Antonio Soruco Villanueva

Dar y recibir

lunes, 24 de mayo de 2021 · 05:10

Dar, causa más placer y felicidad que recibir. Recibir también causa felicidad, pero de manera circunstancial y su efecto es de corta duración. Dar, además de generar un placer inmediato, como lo es una conversación amena o una gratificación, perdura y proporciona una profunda satisfacción que gratifica y ennoblece.

Los griegos que estudiaron el placer en todas sus formas para alcanzar la felicidad advirtieron, que no solamente hay placeres del cuerpo y de la mente, sino que también hay que evitar el sufrimiento, que es la causa de la infelicidad y que por ello el placer está supeditado  o condicionado a todo aquello que produce dolor y sufrimiento. En otras palabras, hay placeres que acaban originando más molestias y arrepentimientos y al revés, dolores que traen en consecuencia un mayor placer y que, por tanto, no todo placer debe ser elegido ni tampoco todo dolor debe ser evitado, puesto que muchas veces el mal se disfraza de bien y el bien o el placer intenso e inmediato encierra el mal. 

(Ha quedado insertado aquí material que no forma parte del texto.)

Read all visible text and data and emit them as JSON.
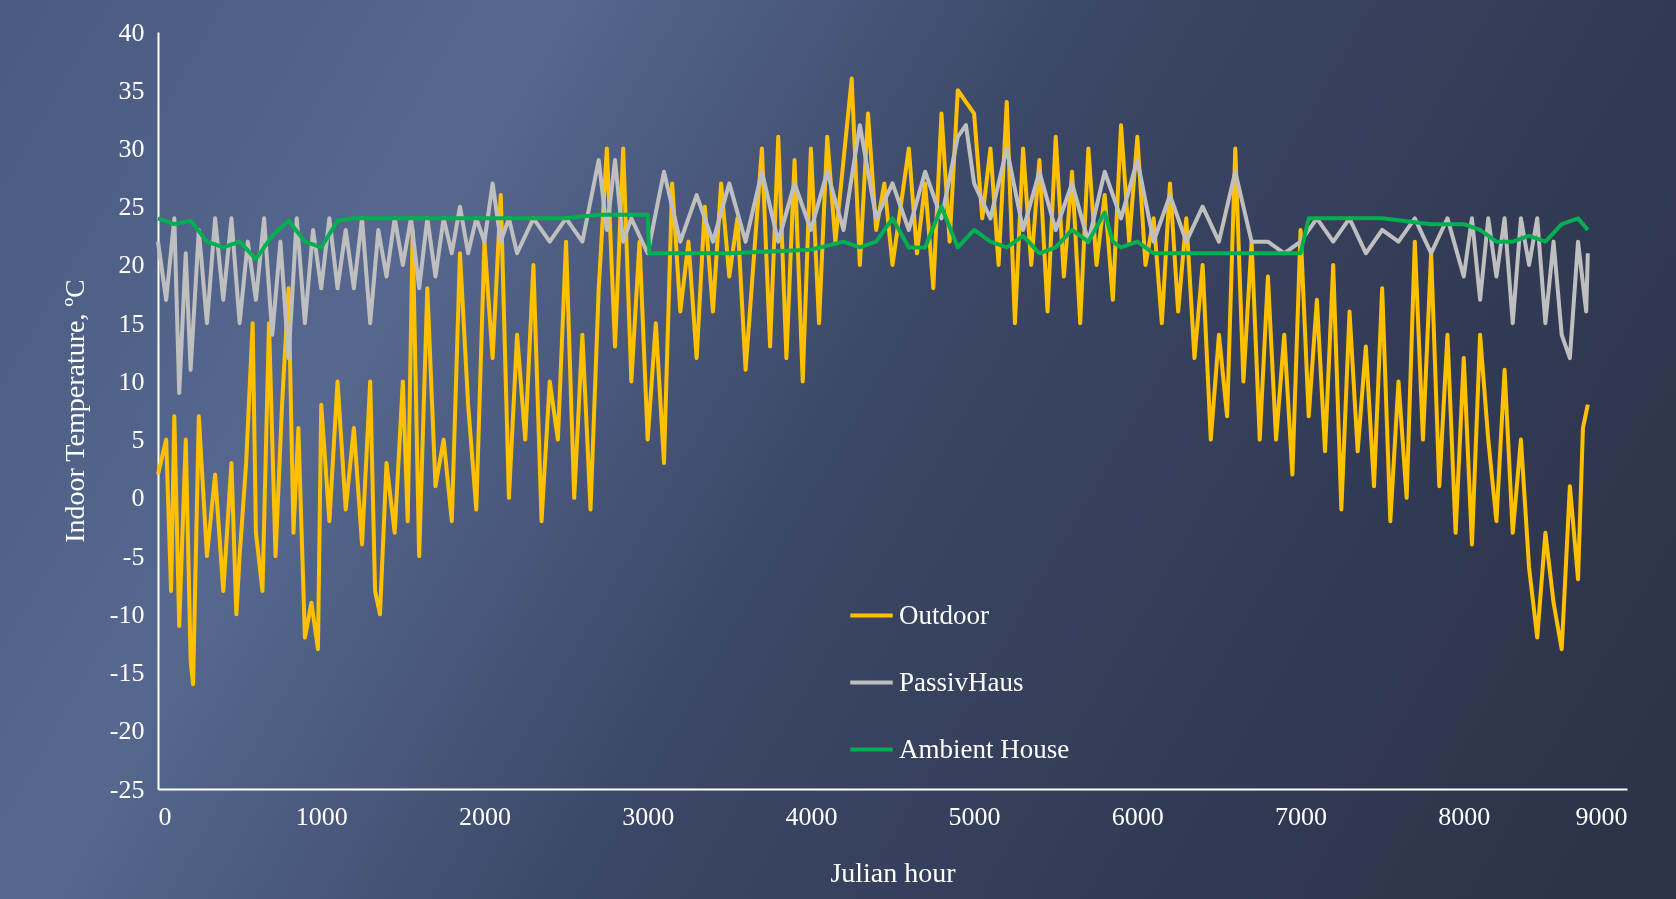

Los epicúreos que heredaron la filosofía de los hedonistas, dividieron los placeres en dos categorías: los placeres cinéticos que involucran acción o cambio repentino, como los alimentos deliciosos, alcohol, drogas, sexo  y los placeres catastemáticos que son placeres no tan intensos ni efímeros como los cinéticos, pero que a cambio permanecen por largos periodos y que además, pueden eliminar o atenuar los dolores del cuerpo, por lo que se los llaman también placeres del alma.

El mejor ejemplo del placer catastemático lo representan los padres, cuya vida por lo general, está dedicada al cuidado y educación de los hijos, lo que implica privaciones y sacrificios que son recompensados cuando éstos alcanzan sus metas y objetivos o simplemente llegan a ser personas de bien y especialmente agradecidos con sus progenitores. Otro ejemplo es culminar una carrera universitaria, luego de años de esfuerzo y dedicación, o destacarse en una actividad física o deportiva, habiéndose exigido años de disciplina y  renunciado a una vida placentera cortoplacista. Por el contrario, los placeres cinéticos, que en apariencia generan felicidad, encierran males y sufrimientos,  como es el caso de los drogadictos o de aquellos padres que priorizan su propio confort en desmedro del futuro de sus hijos, lo que les ocasionará tardías penas y arrepentimientos.

Dar, es sin duda un placer del alma que encierra no solamente un valor ético o moral, sino que también proporciona una enorme satisfacción y felicidad de poder ayudar, cuando nace o se origina especialmente del esfuerzo o sacrifico permanente, reprimiendo pasiones o deseos sin presión alguna, espontáneamente, impulsados por un sentimiento de solidaridad,  compañerismo, responsabilidad y humanidad. Todos los padres conocen ese tipo de placer, profundo y verdadero que se siente cuando lo sembrado en tierra fértil, da frutos que  enorgullecen y pagan con demasía, las privaciones que causaron para llegar a ser lo que son.

Solo existe una condición sine qua non para el que recibe, responsabilidad  y consecuencia. Hacer buen uso de la ayuda recibida, administrarla eficientemente y ser consecuente  con lo prometido, con los ideales o principios que dicen tener y poner en práctica sus propios valores y creencias y, especialmente, devolver o imitar el placer de dar o compartir con los demás.

Los bendecidos de los dioses son por consiguiente, los que pueden dar, cuando dan, los solidarios, las personas que sin importar el nivel de sus ingresos o su tiempo están siempre dispuestas a compartir, virtud cada vez más escaza en un mundo  cruel y egoísta que busca incesantemente,  la felicidad efímera o pasajera, hipnotizados por la espiral consumista que crea necesidades superfluas o artificiales que les proporcionan placeres efímeros que se vaporizan con el tiempo, dejando un sentimiento de culpa y desazón.

Antonio Soruco Villanueva es ciudadano boliviano.